Search code examples
phparrayspreg-split

preg_split with array delimiters with comma not split the array


I have an array with a list in an array and I have to split to find next a value

$artista_inserito = 'DEN HARROW';
$tutti_artisti_data_ora = [
    ['time_artisti' => '18:31:00', 'artista_artisti' => 'LUIS RODRIGUEZ & DEN HARROW', 'data_artisti' => '2020-04-09'],
    ['time_artisti' => '18:32:00', 'artista_artisti' => 'J BALVIN', 'data_artisti' => '2020-04-09'],
    ['time_artisti' => '18:33:00', 'artista_artisti' => 'THE BLACK EYED PEAS VS. J BALVIN', 'data_artisti' => '2020-04-08'],
    ['time_artisti' => '18:34:00', 'artista_artisti' => 'THE BLACK EYED PEAS FT J BALVIN', 'data_artisti' => '2020-04-09'],
    ['time_artisti' => '18:35:00', 'artista_artisti' => 'J BALVIN, DEN HARROW', 'data_artisti' => '2020-04-09'],
];
//here a list of delimiter
$databaseDelimiters = array('FEAT', 'feat', 'FT', 'ft', '+', 'AND', 'and', 'E', 'e', 'VS', 'vs', 'FEAT.', 'feat.', 'FT.', 'ft.', 'VS.', 'vs.', ',', '&', 'X', 'x', ', ', ',');

$artistDelimiters = '~ (?:' . implode('|', array_map(function ($v) {
    return preg_quote($v, '~');
}, $databaseDelimiters)) . ') ~';

$artists = array_flip(preg_split($artistDelimiters, $artista_inserito));
$result = [];
$autore_duplicato_stringa = '';
foreach ($tutti_artisti_data_ora as $row) {
    foreach (preg_split($artistDelimiters, $row['artista_artisti']) as $artist) {
// print the output with every artist
        echo $artist . '<br>';
    }
}

at now the output is $artista_artisti split by delimiters

LUIS RODRIGUEZ
DEN HARROW
J BALVIN
THE BLACK EYED PEAS
J BALVIN
THE BLACK EYED PEAS
J BALVIN
J BALVIN, DEN HARROW

what's wrong? the last row must be

J BALVIN
DEN HARROW

why the comma is not recognized? thanks


Solution

  • The surrounding whitespace near the regex ~ delimiters is interfering with the , because it expects a trailing space. You can place spaces around the delimiting terms that require them, and remove spaces from the outer regex ~.

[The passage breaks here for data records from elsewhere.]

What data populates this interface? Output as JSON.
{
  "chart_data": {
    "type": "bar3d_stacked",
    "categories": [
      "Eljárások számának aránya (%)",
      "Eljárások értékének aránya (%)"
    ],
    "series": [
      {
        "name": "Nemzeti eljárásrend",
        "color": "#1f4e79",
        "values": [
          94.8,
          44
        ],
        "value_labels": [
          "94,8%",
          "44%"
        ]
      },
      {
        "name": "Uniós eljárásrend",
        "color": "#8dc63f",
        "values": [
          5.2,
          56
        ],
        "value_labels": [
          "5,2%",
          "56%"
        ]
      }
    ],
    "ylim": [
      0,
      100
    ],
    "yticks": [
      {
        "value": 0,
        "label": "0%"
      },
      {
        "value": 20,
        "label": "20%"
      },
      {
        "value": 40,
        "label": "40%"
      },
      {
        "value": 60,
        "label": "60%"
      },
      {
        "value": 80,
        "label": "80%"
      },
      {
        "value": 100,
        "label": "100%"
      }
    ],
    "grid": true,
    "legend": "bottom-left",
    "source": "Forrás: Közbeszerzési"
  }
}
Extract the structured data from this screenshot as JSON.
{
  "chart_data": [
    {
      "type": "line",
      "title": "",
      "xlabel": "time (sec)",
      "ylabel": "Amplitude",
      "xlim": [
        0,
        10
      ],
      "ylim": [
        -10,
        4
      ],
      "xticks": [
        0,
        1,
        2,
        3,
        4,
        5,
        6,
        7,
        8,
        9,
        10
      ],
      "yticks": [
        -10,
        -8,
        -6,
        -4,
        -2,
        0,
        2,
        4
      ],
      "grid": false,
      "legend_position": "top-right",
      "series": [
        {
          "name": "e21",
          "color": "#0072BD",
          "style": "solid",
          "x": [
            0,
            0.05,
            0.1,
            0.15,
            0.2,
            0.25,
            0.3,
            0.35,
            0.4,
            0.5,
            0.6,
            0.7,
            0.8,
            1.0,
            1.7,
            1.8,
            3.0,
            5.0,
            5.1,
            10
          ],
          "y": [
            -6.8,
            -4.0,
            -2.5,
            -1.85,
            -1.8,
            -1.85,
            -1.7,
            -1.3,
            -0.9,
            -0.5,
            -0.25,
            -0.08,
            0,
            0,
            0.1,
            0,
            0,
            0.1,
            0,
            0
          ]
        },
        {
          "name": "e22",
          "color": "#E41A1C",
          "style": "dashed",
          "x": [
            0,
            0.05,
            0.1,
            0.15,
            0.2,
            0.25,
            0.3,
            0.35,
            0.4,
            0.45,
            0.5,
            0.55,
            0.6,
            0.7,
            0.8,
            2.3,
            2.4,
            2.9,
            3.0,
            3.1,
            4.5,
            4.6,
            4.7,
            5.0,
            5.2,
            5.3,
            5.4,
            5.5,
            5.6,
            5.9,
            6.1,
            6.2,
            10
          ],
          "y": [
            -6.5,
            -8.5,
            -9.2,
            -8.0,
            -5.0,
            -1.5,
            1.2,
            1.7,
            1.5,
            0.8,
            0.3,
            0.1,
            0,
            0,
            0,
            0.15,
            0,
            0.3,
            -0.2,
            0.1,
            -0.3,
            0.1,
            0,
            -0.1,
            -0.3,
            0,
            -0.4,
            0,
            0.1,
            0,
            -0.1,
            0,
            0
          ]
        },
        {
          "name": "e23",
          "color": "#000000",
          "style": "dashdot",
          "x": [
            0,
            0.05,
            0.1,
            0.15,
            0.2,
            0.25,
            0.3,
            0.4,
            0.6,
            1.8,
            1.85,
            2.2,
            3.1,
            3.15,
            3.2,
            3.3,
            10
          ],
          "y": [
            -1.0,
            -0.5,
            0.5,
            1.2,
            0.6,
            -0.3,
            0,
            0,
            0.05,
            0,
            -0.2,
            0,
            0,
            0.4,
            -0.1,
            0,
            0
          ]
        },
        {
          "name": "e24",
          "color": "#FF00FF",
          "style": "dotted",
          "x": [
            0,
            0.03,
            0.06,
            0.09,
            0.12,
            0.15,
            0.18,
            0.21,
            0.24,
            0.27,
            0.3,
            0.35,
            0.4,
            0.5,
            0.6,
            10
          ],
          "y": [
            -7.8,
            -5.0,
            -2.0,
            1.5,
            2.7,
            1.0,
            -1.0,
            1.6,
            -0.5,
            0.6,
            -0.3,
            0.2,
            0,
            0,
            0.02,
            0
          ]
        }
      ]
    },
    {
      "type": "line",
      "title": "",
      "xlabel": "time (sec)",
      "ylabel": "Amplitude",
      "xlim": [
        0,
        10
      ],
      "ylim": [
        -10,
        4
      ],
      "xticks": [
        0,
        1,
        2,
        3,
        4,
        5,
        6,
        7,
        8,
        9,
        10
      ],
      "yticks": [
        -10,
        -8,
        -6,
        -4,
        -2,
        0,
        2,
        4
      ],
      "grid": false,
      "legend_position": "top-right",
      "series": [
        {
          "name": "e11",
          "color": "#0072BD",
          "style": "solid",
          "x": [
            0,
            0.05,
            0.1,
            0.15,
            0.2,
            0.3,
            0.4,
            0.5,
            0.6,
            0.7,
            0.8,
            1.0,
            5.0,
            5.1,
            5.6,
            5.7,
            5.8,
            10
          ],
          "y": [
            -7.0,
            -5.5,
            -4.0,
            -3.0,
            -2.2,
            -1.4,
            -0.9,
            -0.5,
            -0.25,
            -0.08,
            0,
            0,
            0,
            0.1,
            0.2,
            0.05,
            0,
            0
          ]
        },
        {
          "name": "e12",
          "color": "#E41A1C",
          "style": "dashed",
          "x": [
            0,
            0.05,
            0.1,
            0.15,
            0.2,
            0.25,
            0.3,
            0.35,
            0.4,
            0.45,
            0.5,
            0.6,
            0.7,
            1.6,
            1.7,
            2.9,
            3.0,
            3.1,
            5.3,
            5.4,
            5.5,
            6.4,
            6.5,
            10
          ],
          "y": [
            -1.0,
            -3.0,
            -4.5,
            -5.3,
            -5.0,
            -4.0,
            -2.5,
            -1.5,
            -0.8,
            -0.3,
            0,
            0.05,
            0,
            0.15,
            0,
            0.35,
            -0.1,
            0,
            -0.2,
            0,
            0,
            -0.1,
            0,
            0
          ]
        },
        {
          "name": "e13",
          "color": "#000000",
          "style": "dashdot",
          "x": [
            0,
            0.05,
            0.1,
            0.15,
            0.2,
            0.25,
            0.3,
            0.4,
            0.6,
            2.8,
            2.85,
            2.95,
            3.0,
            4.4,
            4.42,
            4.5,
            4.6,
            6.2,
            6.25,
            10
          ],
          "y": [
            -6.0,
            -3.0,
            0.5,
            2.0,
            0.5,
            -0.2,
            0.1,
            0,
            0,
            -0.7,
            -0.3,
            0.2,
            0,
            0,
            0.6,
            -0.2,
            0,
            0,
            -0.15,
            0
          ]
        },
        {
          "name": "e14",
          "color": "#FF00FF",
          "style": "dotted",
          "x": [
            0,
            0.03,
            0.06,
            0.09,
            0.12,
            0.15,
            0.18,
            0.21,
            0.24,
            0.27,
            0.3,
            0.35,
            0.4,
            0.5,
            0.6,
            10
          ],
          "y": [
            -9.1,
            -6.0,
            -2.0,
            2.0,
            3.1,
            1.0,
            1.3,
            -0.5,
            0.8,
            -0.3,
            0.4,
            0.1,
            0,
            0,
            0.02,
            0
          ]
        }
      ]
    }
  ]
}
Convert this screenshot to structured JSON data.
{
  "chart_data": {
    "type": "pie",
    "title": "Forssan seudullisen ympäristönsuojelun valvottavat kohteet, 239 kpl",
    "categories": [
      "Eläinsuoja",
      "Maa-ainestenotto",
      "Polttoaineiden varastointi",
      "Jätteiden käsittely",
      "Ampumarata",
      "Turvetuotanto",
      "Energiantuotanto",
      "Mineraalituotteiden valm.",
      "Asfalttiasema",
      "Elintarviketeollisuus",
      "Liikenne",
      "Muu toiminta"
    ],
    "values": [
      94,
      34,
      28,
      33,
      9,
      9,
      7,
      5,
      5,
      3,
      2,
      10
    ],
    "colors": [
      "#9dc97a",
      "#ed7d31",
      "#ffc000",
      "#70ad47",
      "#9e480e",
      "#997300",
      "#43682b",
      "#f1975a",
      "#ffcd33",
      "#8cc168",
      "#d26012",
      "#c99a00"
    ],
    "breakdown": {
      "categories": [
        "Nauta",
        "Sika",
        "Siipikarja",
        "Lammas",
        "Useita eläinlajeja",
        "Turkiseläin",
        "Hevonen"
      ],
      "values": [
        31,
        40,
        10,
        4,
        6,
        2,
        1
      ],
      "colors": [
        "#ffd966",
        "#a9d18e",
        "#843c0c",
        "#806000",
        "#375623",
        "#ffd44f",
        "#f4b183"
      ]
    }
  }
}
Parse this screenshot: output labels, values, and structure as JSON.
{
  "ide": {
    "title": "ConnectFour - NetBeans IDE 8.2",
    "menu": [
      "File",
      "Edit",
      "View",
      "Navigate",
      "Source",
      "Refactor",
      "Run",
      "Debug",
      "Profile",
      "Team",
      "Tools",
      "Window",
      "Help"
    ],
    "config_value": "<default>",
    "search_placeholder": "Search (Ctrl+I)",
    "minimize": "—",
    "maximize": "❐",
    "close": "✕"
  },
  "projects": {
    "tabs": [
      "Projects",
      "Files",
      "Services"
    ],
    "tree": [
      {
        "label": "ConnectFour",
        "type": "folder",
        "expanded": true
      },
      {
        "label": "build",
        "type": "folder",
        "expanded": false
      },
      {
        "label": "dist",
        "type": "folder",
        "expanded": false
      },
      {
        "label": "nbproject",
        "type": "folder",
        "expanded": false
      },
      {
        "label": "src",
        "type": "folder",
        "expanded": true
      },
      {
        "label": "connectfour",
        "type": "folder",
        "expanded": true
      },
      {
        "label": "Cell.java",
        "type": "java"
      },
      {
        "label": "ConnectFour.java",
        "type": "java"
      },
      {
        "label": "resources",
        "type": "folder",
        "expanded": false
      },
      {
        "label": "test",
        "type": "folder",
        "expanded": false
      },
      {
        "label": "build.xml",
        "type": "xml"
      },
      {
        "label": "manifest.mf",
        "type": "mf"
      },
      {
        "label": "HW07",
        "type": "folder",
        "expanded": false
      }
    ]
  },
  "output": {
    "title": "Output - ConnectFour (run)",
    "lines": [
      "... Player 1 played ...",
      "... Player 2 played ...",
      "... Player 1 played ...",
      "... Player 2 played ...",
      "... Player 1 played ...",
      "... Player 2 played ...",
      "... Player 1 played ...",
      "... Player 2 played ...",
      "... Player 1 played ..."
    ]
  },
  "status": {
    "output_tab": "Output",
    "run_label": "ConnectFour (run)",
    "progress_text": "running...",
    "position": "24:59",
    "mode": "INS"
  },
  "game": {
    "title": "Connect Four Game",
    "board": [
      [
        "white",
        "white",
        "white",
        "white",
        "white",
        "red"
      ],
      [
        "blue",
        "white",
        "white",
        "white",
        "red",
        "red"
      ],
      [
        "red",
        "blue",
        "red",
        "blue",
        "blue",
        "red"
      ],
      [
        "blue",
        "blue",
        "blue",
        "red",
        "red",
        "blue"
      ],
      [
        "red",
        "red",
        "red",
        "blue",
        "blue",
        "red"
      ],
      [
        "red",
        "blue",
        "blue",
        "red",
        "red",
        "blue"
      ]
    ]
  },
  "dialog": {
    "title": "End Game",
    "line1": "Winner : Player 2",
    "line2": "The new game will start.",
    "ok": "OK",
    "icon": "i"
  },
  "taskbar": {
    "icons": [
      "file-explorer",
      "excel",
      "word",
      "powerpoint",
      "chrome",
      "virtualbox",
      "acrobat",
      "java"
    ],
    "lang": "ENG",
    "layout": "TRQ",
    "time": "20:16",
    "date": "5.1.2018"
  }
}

    // Put spaces only where needed
    $databaseDelimiters = array(' FEAT ',  ' feat ', ' FT ', ' ft ', ' + ', ' AND ', ' and ', ' E ', ' e ', ' VS ', ' vs ', ' FEAT. ', ' feat. ', ' FT. ',  ' ft. ', ' VS. ', ' vs. ', ',', '&', ' X ', ' x ', ', ', ',');
    
    // Remove the outer spaces from the map function
    $artistDelimiters = '~(?:' . implode('|', array_map(function ($v) {
    //-------------------^^^
        return preg_quote($v, '~');
    }, $databaseDelimiters)) . ')~';
    //--------------------------^^^
    

    This produces output like:

    LUIS RODRIGUEZ <br> DEN HARROW<br>J BALVIN<br>THE BLACK EYED PEAS<br>J BALVIN<br>THE BLACK EYED PEAS<br>J BALVIN<br>J BALVIN<br> DEN HARROW<br>
    

    You can trim() the individual values before appending the <br> if necessary.